Potenzielle Gründer sollten trotzdem nicht den Kopf in den Sand stecken. Denn für wirklich gute Geschäfts­ideen finden sich immer Unterstützer. Beste Karten beim Rennen um Rat und Geld haben derzeit Umwelt­techniker, Softwareentwickler und Energieexperten. Letztere machten einen riesigen Sprung auf das Treppchen: Unter den Top-3 waren sie seit Jahren nicht, zuletzt belegten sie Platz 6. Weitere Branchen, in denen sich die Business Angels derzeit gerne engagieren sind Life Sciences, Industrieautomation, E-Business/Web-Services und Medizintechnik. Wenig Hoffnung hingegen darf sich der stationäre Einzel­handel machen. Er belegt – wie eigentlich immer – den letzten Platz im Beliebtheitsranking.

Überraschend positiv zeigt sich die Exitbilanz der Investoren. Die insgesamt 30 Panel-Teilnehmer mel­deten sieben Fälle, in denen sie ihre Anteile veräußern konnten: In je drei Fällen waren Finanz­investoren bzw. strategische Investoren die Ab­nehmer, einmal kauften die Gründer das Stück vom Kuchen zurück. Keine einzige Beteiligung musste liquidiert werden.

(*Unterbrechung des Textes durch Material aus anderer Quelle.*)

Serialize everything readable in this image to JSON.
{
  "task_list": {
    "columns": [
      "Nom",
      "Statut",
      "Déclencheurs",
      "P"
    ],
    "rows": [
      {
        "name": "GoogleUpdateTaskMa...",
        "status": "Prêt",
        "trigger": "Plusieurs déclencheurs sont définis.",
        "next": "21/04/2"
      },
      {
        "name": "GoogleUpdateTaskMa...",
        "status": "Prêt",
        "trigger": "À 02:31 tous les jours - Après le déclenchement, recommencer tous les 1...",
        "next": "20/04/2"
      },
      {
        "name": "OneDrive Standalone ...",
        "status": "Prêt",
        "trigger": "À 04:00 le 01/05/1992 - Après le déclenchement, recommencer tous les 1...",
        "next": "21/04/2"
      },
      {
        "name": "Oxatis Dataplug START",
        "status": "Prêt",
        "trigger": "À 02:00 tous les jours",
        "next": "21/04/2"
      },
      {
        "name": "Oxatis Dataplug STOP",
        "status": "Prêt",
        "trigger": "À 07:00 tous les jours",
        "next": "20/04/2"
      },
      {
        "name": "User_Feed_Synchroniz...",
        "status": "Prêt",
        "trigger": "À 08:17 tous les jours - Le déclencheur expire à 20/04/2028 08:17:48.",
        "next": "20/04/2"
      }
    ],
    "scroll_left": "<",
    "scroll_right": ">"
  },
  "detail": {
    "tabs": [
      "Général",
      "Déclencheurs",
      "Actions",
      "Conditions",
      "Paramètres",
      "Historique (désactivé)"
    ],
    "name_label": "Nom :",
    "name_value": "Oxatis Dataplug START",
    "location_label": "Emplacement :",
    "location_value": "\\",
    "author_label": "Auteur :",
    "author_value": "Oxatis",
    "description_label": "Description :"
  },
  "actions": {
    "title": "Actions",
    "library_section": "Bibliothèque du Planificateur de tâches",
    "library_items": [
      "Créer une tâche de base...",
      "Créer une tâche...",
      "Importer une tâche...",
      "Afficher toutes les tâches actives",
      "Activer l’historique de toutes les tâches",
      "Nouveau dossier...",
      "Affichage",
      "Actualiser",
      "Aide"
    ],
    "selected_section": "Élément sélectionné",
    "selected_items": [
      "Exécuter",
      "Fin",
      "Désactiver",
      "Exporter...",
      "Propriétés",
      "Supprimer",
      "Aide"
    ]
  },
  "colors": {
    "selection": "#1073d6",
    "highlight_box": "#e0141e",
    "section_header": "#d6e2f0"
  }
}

Und wie spiegeln sich all diese Zahlen und Umstände im Stimmungsbild der Wagniskapitalgeber wider? Ihre aktuelle Geschäftslage bewerteten sie mit 4,93 Punkten. Bei den Geschäftsaussichten reichte es immerhin für 5,03 Punkte. Beide Werte sind im Vergleich zum Vorquartal leicht rückläufig – was bei einem Blick in die Nachrichten aber auch niemanden verwundern kann. Bei der Bewertung reichte die Skala von 1 (=sehr schlecht) bis sieben (=sehr gut).